As you've probably already guessed, I prefer the::
if __main__:
version. I don't think I've ever used sys.modules['__main__'].
> Transition Plan
> ===============
>
> Using this solution will not work directly in Python 2.6. Code is
> dependent upon the semantics of having ``__name__`` set to
> ``'__main__'``. There is also the issue of pre-existing global
> variables in a module named ``__main__``.
Could you explain a bit why __main__ couldn't be inserted into modules
before the module is actually executed?
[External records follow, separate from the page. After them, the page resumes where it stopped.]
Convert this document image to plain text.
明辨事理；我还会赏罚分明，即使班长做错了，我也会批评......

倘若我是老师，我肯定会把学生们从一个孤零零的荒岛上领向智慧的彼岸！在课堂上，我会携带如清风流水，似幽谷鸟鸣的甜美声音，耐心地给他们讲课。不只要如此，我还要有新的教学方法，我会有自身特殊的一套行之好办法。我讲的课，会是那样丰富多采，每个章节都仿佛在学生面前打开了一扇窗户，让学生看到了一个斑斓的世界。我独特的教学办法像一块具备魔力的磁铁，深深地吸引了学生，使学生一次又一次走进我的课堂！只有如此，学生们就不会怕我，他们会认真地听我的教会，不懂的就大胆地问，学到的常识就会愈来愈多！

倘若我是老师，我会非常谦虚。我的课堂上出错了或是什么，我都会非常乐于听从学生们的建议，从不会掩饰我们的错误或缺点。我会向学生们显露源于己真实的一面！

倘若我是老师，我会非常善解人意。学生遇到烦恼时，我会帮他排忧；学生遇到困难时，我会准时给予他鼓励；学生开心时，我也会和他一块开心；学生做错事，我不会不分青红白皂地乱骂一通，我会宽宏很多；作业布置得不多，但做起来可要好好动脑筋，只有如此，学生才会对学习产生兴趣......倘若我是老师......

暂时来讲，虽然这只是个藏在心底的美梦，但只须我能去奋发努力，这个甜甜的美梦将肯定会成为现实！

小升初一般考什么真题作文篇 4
E.g. something like::
>>> module_text = '''\
... __main__ = 'foo'
... print __main__
... '''
>>> import new
>>> mod = new.module('mod')
>>> mod.__main__ = True
>>> exec module_text in mod.__dict__
foo
>>> mod.__main__
'foo'
I would have thought that if Python inserted __main__ before any of
the module contents got exec'd, it would be backwards compatible
because any use of __main__ would just overwrite the default one.
Steve
--
I'm not *in*-sane. Indeed, I am so far *out* of sane that you appear a
tiny blip on the distant coast of sanity.